LEON BYNER: Well, the Price is Right… we’ll talk to Larry Emdur about what price we’re talking about but we really have to ask the same thing about this carbon tax because we now find that SA Water are going to have a tax liability of about $6.2 million. Now, this is pretty interesting stuff because remember the Treasury modelling by the Federal Government said it would be a minuscule about of money. What I guess they didn’t take into account is, for example, the businesses who incur any cost – which, for example, is any tax – will pass it onto the customer – of course they will! – so let’s talk to Senator Simon Birmingham. Simon, how do you view this situation where SA Water… they’re one of the many named companies who are going to be hit to the tune of about 6.2 million?
 
SIMON BIRMINGHAM: Well, that’s right, Leon, you know… good morning to you and your listeners… and I think many of your listeners will be quite surprised to hear that SA Water will, in fact, be one of the liable entities under the carbon tax.
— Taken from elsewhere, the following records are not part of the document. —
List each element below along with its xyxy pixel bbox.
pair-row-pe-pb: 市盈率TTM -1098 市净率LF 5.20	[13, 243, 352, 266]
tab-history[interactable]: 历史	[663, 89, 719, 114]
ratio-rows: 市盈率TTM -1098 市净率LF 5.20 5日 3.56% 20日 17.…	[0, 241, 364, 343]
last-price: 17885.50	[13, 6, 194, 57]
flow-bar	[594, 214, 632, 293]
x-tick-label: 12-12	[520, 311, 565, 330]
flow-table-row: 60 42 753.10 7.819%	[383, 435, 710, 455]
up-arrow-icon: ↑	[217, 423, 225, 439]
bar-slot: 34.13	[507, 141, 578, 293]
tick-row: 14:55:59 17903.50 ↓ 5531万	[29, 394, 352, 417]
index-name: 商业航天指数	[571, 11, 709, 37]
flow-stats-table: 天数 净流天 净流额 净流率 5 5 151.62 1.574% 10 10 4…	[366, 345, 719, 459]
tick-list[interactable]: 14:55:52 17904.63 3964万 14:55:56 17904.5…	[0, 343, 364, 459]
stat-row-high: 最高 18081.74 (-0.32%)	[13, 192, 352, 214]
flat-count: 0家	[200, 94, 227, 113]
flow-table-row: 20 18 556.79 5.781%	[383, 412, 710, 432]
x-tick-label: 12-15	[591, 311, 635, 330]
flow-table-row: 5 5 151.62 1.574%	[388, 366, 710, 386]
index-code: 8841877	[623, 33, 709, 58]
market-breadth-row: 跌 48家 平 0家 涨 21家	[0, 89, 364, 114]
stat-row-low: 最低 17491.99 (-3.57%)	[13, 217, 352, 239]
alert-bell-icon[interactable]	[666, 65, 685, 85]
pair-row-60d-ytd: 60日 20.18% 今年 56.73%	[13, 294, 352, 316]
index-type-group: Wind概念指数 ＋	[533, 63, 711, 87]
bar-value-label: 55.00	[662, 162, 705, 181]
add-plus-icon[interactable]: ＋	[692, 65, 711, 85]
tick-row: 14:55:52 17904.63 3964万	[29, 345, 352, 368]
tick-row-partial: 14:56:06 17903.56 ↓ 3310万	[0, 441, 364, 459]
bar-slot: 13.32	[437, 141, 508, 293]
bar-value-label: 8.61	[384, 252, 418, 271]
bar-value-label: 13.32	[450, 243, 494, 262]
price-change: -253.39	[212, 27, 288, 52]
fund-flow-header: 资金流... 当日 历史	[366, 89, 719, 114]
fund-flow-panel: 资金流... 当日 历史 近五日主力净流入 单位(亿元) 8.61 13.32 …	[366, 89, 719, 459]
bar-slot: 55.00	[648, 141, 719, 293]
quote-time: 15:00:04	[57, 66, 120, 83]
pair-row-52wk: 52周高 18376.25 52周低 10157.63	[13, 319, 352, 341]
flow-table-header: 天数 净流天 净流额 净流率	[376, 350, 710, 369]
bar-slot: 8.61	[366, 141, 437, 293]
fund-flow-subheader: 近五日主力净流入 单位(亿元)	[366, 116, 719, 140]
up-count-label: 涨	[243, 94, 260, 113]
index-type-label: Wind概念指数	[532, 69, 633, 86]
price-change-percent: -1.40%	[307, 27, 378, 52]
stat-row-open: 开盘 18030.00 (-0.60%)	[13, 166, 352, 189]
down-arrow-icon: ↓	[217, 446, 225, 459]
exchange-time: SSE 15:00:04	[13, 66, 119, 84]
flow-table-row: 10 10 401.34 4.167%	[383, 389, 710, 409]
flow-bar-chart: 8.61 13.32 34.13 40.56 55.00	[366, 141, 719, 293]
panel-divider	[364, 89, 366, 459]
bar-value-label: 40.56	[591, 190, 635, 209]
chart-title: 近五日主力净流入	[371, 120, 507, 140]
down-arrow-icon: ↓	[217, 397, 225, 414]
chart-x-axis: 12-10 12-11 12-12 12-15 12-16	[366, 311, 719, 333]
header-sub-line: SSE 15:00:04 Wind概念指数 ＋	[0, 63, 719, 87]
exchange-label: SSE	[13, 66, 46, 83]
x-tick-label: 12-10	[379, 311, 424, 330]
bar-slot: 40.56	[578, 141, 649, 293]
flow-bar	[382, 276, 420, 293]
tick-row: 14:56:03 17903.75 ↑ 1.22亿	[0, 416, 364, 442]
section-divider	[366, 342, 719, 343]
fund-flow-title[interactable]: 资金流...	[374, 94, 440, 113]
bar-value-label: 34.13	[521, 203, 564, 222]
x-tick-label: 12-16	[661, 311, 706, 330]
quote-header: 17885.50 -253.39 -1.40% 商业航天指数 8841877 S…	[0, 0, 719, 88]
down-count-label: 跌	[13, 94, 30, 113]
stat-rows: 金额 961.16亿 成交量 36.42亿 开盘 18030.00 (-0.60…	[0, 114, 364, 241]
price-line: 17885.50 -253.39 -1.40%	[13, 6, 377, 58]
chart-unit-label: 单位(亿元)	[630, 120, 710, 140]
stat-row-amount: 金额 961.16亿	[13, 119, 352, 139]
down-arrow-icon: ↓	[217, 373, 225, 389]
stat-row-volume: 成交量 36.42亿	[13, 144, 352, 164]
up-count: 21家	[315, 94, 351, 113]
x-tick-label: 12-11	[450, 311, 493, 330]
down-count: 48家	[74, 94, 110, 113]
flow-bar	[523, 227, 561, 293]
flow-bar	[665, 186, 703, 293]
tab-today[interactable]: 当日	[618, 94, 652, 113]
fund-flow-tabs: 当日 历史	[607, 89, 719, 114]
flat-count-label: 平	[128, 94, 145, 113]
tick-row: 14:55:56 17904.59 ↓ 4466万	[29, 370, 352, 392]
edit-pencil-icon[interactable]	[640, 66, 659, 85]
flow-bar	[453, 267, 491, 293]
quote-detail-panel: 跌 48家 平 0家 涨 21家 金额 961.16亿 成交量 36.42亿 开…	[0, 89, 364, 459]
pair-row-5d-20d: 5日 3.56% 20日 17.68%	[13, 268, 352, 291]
People have come to expect, and are still very concerned about, the impact it will have on their electricity bills but the truth is it won’t just be their electricity bills that feel the pressure and we have this situation now where, in SA, SA Water will be paying $6.2 million or thereabouts in the first year – going up every year after that – thanks to the Federal Government’s…
 
LEON BYNER: But we own the infrastructure. We own the infrastructure so why should we be paying a tax? We’re taxing ourselves!
 
SIMON BIRMINGHAM: This is the madness of it and it’s a transfer, of course, between a South Australian Government enterprise to the Federal Government for the carbon tax but that, of course, is the bureaucracy of this money-go-round that is the carbon tax that will drive up the prices of everything – electricity, we know from the Government’s estimates, by at least 10 per cent; gas, we know from the Government’s estimates, by at least 9 per cent; water… well, now we’re going to have to find out and it will be great to hear from SA Water as to what impact they think the carbon tax will have on the average water bill for South Australians.
 
LEON BYNER: Well, they’re saying on one hand it’s hard to estimate but what you can guarantee, Simon Birmingham, is it’ll be rounded up, not down.